Антон Первушин - Кто угрожает России? Вызовы будущего
Введение новых энергомощностей на основе ископаемых топлив чреват ускорением потребления невосполнимых ресурсов, что приведет к резкому повышению их стоимости (в том числе за счет исчерпания доступных и разработанных месторождений), а также дальнейшему ухудшению экологической обстановки. Освоение же термоядерного синтеза позволит раз и навсегда решить проблему энергообеспечения – человечество получит дешевый и практически неисчерпаемый источник энергии.
Появления термояда ждут всю вторую половину XX века. Ожидания эти настолько перегреты, что возникла весьма популярная конспирологическая теория, которая гласит: на самом деле термояд изобрели давно, но нефтяные магнаты скрывают это изобретение от народных масс, чтобы не потерять в одночасье свои сверхприбыли. Как и любая конспирология, подобная теория не выдерживает ни малейшей критики и остается темой для фантастической и детективной прозы. Однако понимание этого не отменяет главный вопрос: когда же мы овладеем термоядерной энергией?
* * *Самый первый ответ прост: мы уже овладели термоядерной энергией.
Как ни парадоксально звучит, но это правда.
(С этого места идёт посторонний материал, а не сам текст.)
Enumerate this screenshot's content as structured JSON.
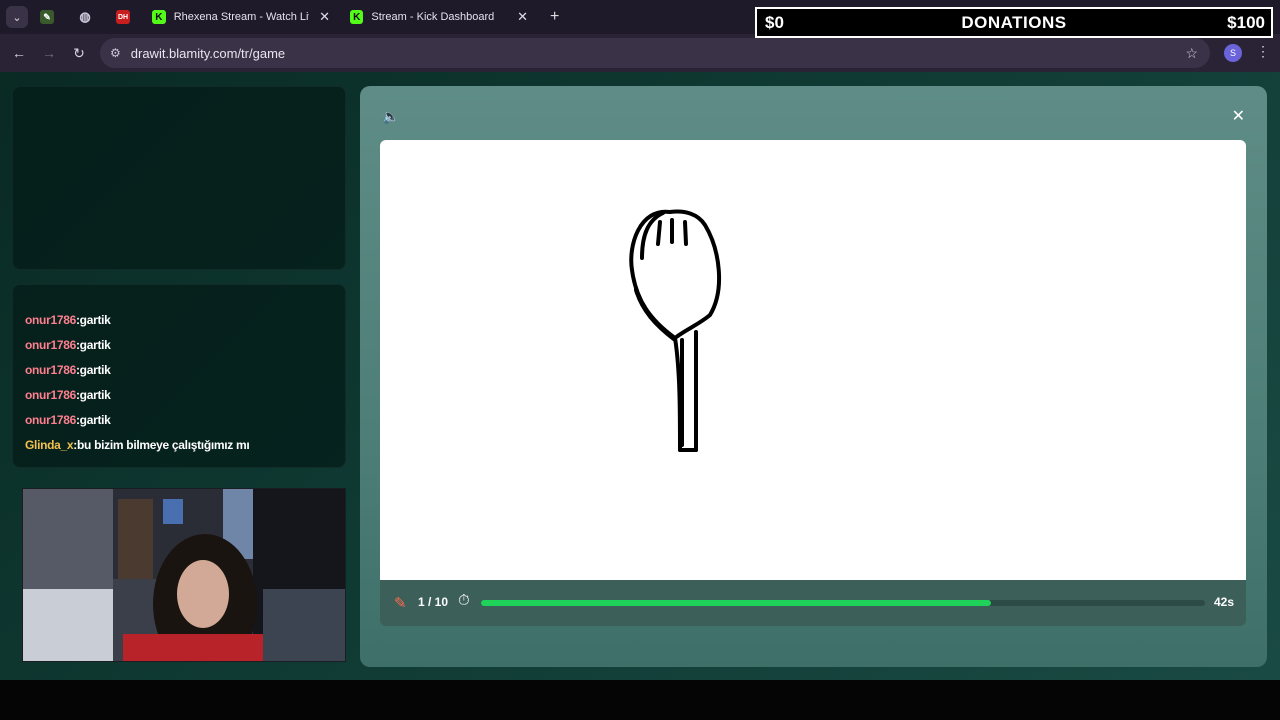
{
  "browser": {
    "tab_menu_icon": "chevron-down-icon",
    "pinned_tabs": [
      {
        "icon": "drawit-icon",
        "label": ""
      },
      {
        "icon": "globe-icon",
        "label": ""
      },
      {
        "icon": "dh-icon",
        "label": "DH"
      }
    ],
    "tabs": [
      {
        "title": "Rhexena Stream - Watch Live o",
        "favicon": "K",
        "close": "✕"
      },
      {
        "title": "Stream - Kick Dashboard",
        "favicon": "K",
        "close": "✕"
      }
    ],
    "new_tab": "+",
    "url": "drawit.blamity.com/tr/game",
    "profile_initial": "S"
  },
  "donations": {
    "current": "$0",
    "title": "DONATIONS",
    "goal": "$100"
  },
  "chat": {
    "messages": [
      {
        "user": "onur1786",
        "text": "gartik",
        "color": "#ff7f8f"
      },
      {
        "user": "onur1786",
        "text": "gartik",
        "color": "#ff7f8f"
      },
      {
        "user": "onur1786",
        "text": "gartik",
        "color": "#ff7f8f"
      },
      {
        "user": "onur1786",
        "text": "gartik",
        "color": "#ff7f8f"
      },
      {
        "user": "onur1786",
        "text": "gartik",
        "color": "#ff7f8f"
      },
      {
        "user": "Glinda_x",
        "text": "bu bizim bilmeye çalıştığımız mı",
        "color": "#f2c14e"
      }
    ]
  },
  "game": {
    "round": "1 / 10",
    "time_left": "42s",
    "progress": 0.705,
    "progress_color": "#1fd35a",
    "drawing": "spoon"
  }
}
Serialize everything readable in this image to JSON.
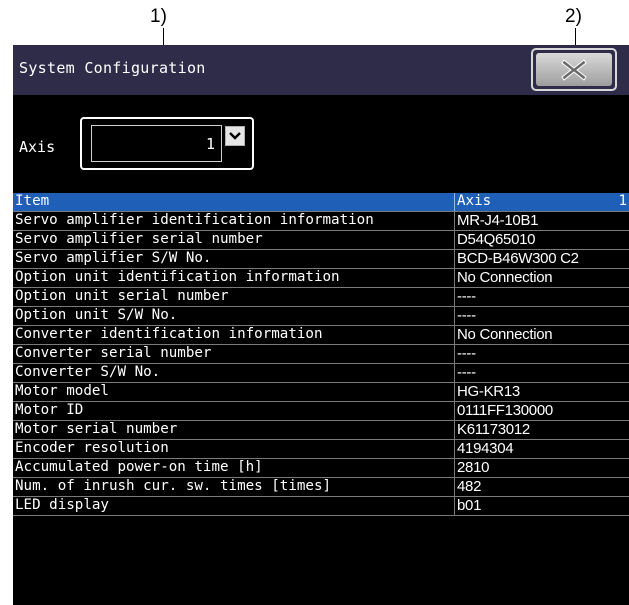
{
  "callouts": {
    "c1": "1)",
    "c2": "2)"
  },
  "window": {
    "title": "System Configuration",
    "close_icon": "close-x-icon"
  },
  "axis": {
    "label": "Axis",
    "value": "1"
  },
  "table": {
    "header": {
      "item": "Item",
      "axis_label": "Axis",
      "axis_num": "1"
    },
    "rows": [
      {
        "item": "Servo amplifier identification information",
        "value": "MR-J4-10B1"
      },
      {
        "item": "Servo amplifier serial number",
        "value": "D54Q65010"
      },
      {
        "item": "Servo amplifier S/W No.",
        "value": "BCD-B46W300 C2"
      },
      {
        "item": "Option unit identification information",
        "value": "No Connection"
      },
      {
        "item": "Option unit serial number",
        "value": "----"
      },
      {
        "item": "Option unit S/W No.",
        "value": "----"
      },
      {
        "item": "Converter identification information",
        "value": "No Connection"
      },
      {
        "item": "Converter serial number",
        "value": "----"
      },
      {
        "item": "Converter S/W No.",
        "value": "----"
      },
      {
        "item": "Motor model",
        "value": "HG-KR13"
      },
      {
        "item": "Motor ID",
        "value": "0111FF130000"
      },
      {
        "item": "Motor serial number",
        "value": "K61173012"
      },
      {
        "item": "Encoder resolution",
        "value": "4194304"
      },
      {
        "item": "Accumulated power-on time [h]",
        "value": "2810"
      },
      {
        "item": "Num. of inrush cur. sw. times [times]",
        "value": "482"
      },
      {
        "item": "LED display",
        "value": "b01"
      }
    ]
  }
}
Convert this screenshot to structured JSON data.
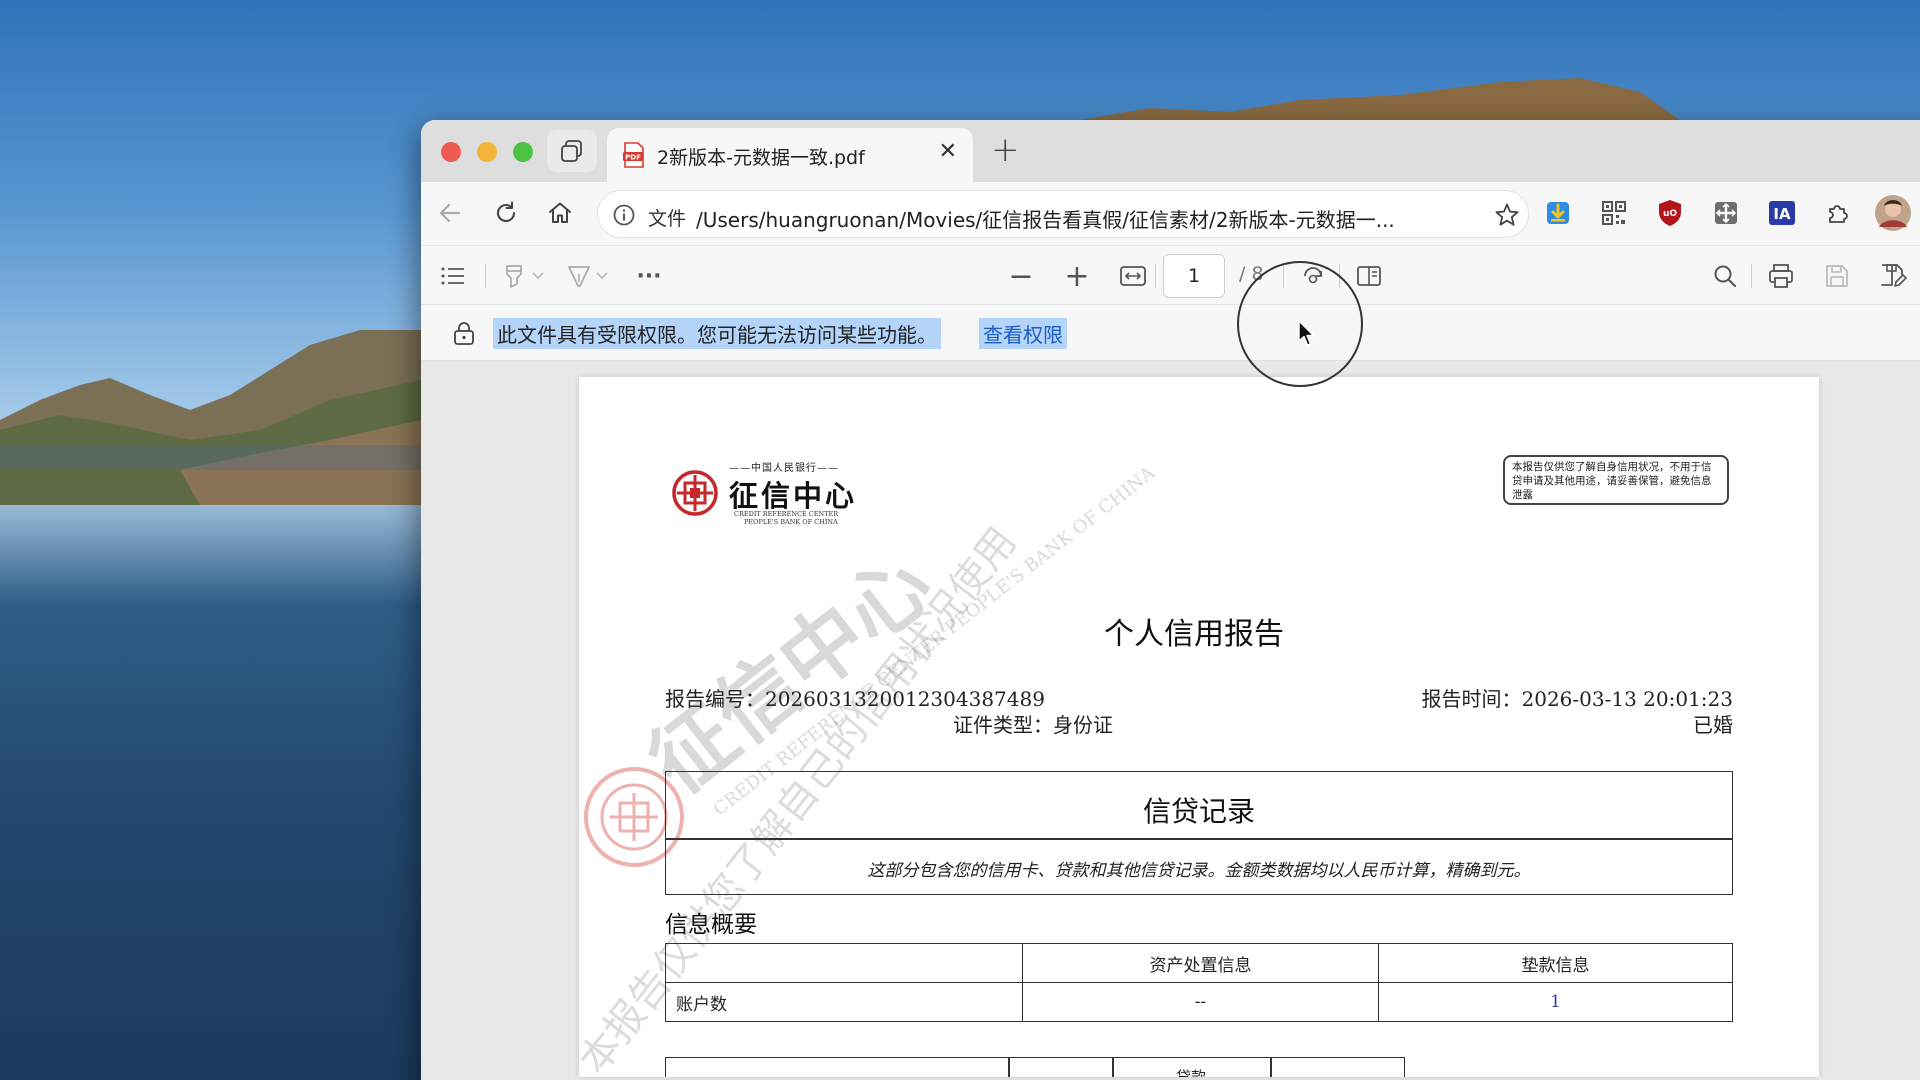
{
  "tab": {
    "title": "2新版本-元数据一致.pdf"
  },
  "address_bar": {
    "scheme_label": "文件",
    "url": "/Users/huangruonan/Movies/征信报告看真假/征信素材/2新版本-元数据一..."
  },
  "pdf_toolbar": {
    "more_label": "···",
    "zoom_out_label": "−",
    "zoom_in_label": "+",
    "page_number": "1",
    "page_total": "/ 8"
  },
  "notice": {
    "text": "此文件具有受限权限。您可能无法访问某些功能。",
    "link": "查看权限"
  },
  "document": {
    "logo": {
      "top_text": "——中国人民银行——",
      "main_text": "征信中心",
      "en_line1": "CREDIT REFERENCE CENTER",
      "en_line2": "PEOPLE'S BANK OF CHINA"
    },
    "disclaimer": "本报告仅供您了解自身信用状况，不用于信贷申请及其他用途，请妥善保管，避免信息泄露",
    "title": "个人信用报告",
    "report_no_label": "报告编号：",
    "report_no": "2026031320012304387489",
    "report_time_label": "报告时间：",
    "report_time": "2026-03-13 20:01:23",
    "id_type_label": "证件类型：",
    "id_type": "身份证",
    "marital_status": "已婚",
    "credit_section": {
      "title": "信贷记录",
      "description": "这部分包含您的信用卡、贷款和其他信贷记录。金额类数据均以人民币计算，精确到元。"
    },
    "summary": {
      "title": "信息概要",
      "headers": [
        "",
        "资产处置信息",
        "垫款信息"
      ],
      "rows": [
        [
          "账户数",
          "--",
          "1"
        ]
      ]
    },
    "next_table_label": "贷款",
    "watermark_text": "征信中心",
    "watermark_en": "CREDIT REFERENCE CENTER  PEOPLE'S BANK OF CHINA",
    "watermark_diag": "本报告仅供您了解自己的信用状况使用"
  },
  "colors": {
    "selection": "#b5d4f9",
    "link": "#1a5dc5",
    "seal": "#d9534f"
  }
}
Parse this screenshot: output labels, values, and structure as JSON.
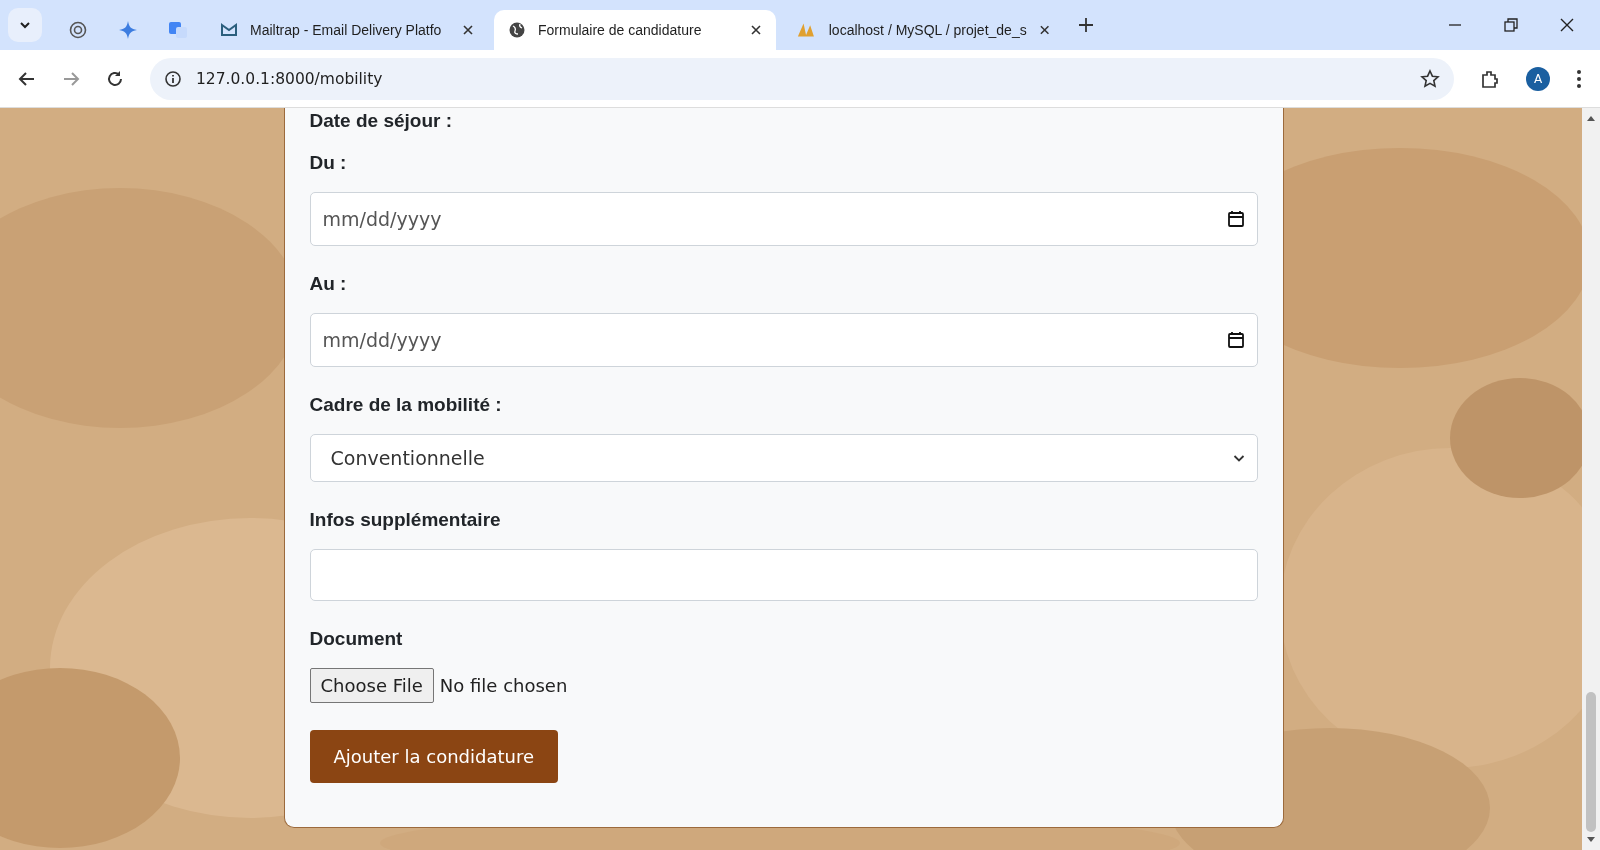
{
  "browser": {
    "tabs": [
      {
        "kind": "pinned",
        "selected": false
      },
      {
        "kind": "pinned",
        "selected": false
      },
      {
        "kind": "pinned",
        "selected": false
      },
      {
        "kind": "page",
        "title": "Mailtrap - Email Delivery Platfo",
        "selected": false
      },
      {
        "kind": "page",
        "title": "Formulaire de candidature",
        "selected": true
      },
      {
        "kind": "page",
        "title": "localhost / MySQL / projet_de_s",
        "selected": false
      }
    ],
    "address": "127.0.0.1:8000/mobility",
    "profile_initial": "A"
  },
  "form": {
    "section_title": "Date de séjour :",
    "fields": [
      {
        "kind": "date",
        "label": "Du :",
        "placeholder": "mm/dd/yyyy"
      },
      {
        "kind": "date",
        "label": "Au :",
        "placeholder": "mm/dd/yyyy"
      },
      {
        "kind": "select",
        "label": "Cadre de la mobilité :",
        "value": "Conventionnelle"
      },
      {
        "kind": "text",
        "label": "Infos supplémentaire"
      },
      {
        "kind": "file",
        "label": "Document",
        "button": "Choose File",
        "status": "No file chosen"
      }
    ],
    "submit": "Ajouter la condidature"
  }
}
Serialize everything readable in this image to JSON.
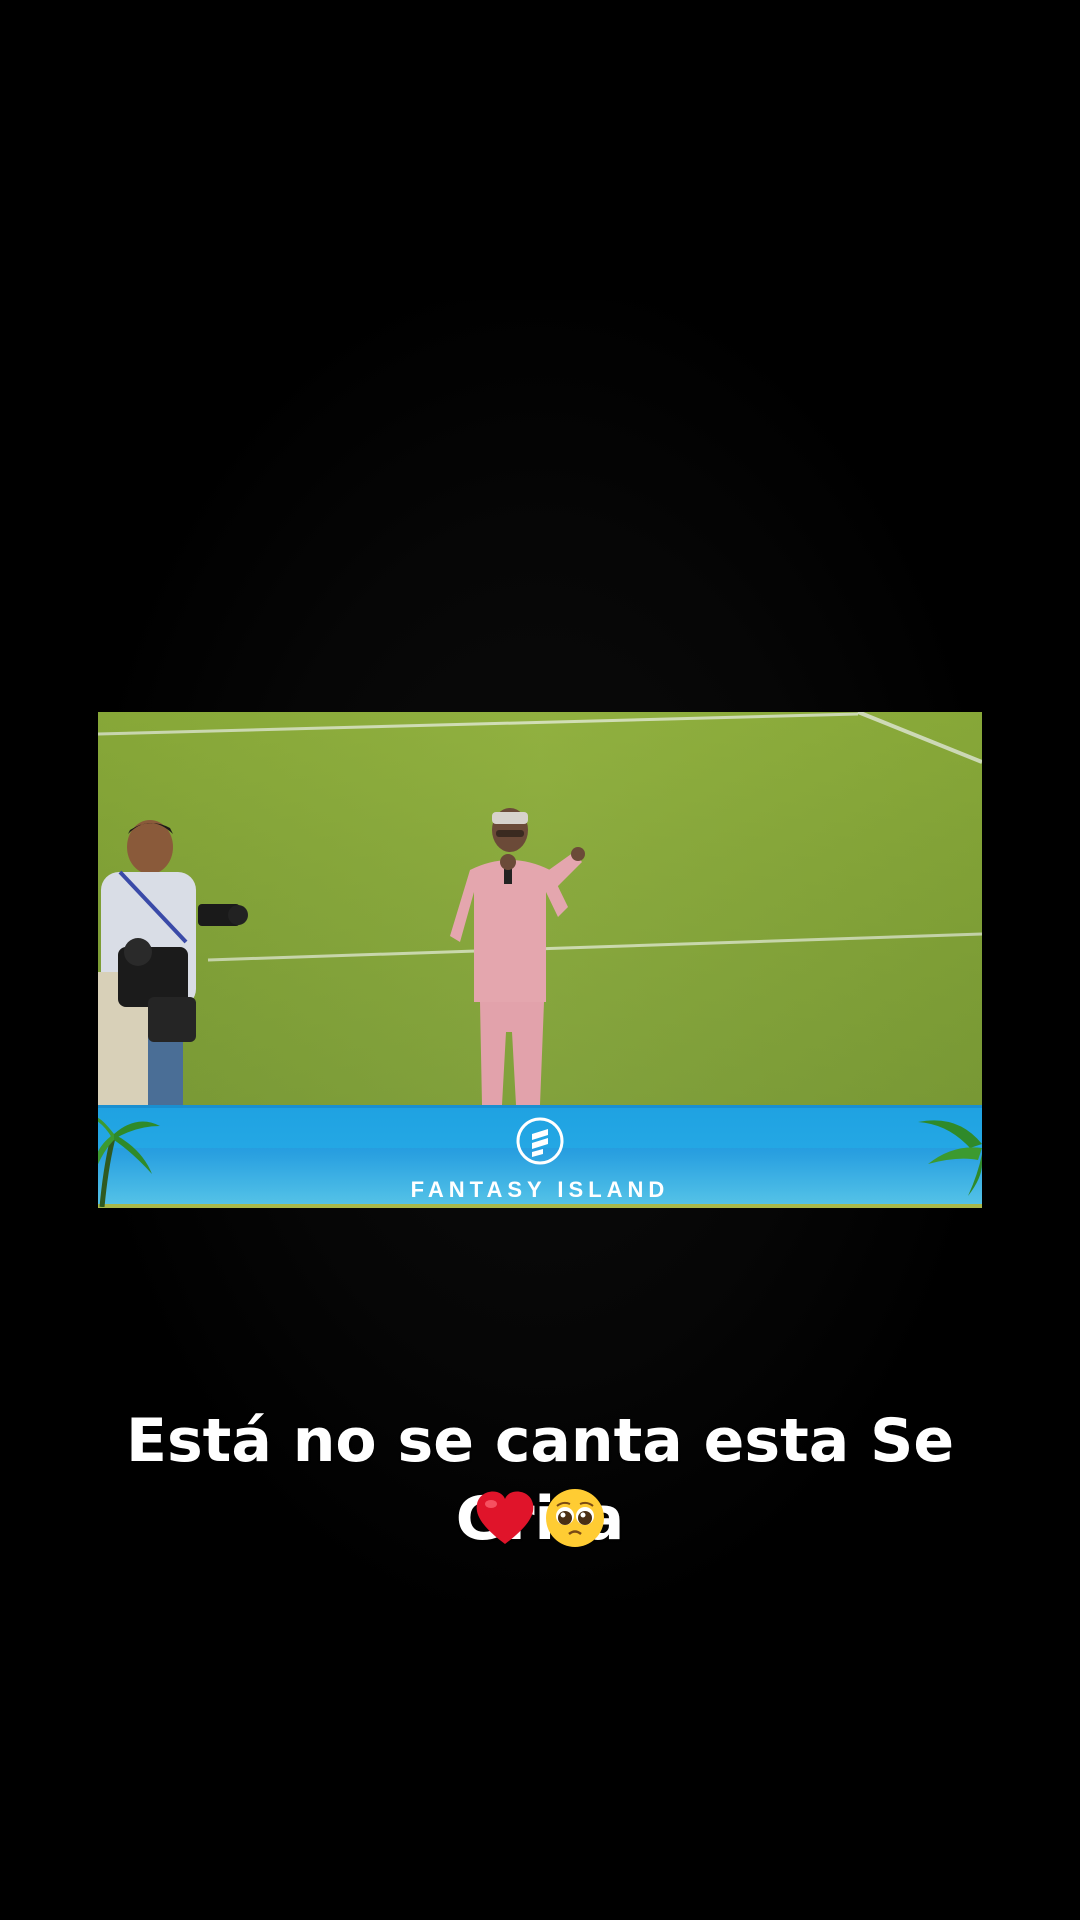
{
  "video": {
    "banner_brand": "FANTASY ISLAND",
    "banner_logo_icon": "fantasy-island-logo-icon"
  },
  "caption": {
    "line1": "Está no se canta esta Se Grita",
    "emoji_icons": [
      "red-heart-icon",
      "pleading-face-icon"
    ]
  },
  "colors": {
    "background": "#000000",
    "pitch_green": "#86a63a",
    "banner_blue": "#25a8e4",
    "caption_text": "#ffffff"
  }
}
Термоядерная реакция (или ядерная реакция синтеза), при которой осуществляется слияние более легких ядер в более тяжелые, была описана физиками еще в 1910-е годы, однако впервые ее наблюдал великий английский физик Эрнст Резерфорд – в 1919 году он столкнул на большой скорости гелий с азотом, получив водород и тяжелый кислород. Спустя пять лет Резерфорд успешно провел синтез сверхтяжелого водорода трития из ядер тяжелого водорода дейтерия.
Примерно в то же самое время астрофизик Артур Эддингтон выдвинул смелую гипотезу, что все звезды горят благодаря протеканию в их недрах термоядерных реакций. В 1937 году американскому ученому Хансу Бете удалось доказать протекание термоядерных реакций на Солнце – следовательно, Эддингтон оказался прав: звезды действительно черпают свою колоссальную энергию из термоядерного синтеза. Именно эта реакция позволяет Солнцу светить миллиарды лет – подсчитано, что если бы оно состояло из угля или бензина, то выгорело бы за ничтожную тысячу лет.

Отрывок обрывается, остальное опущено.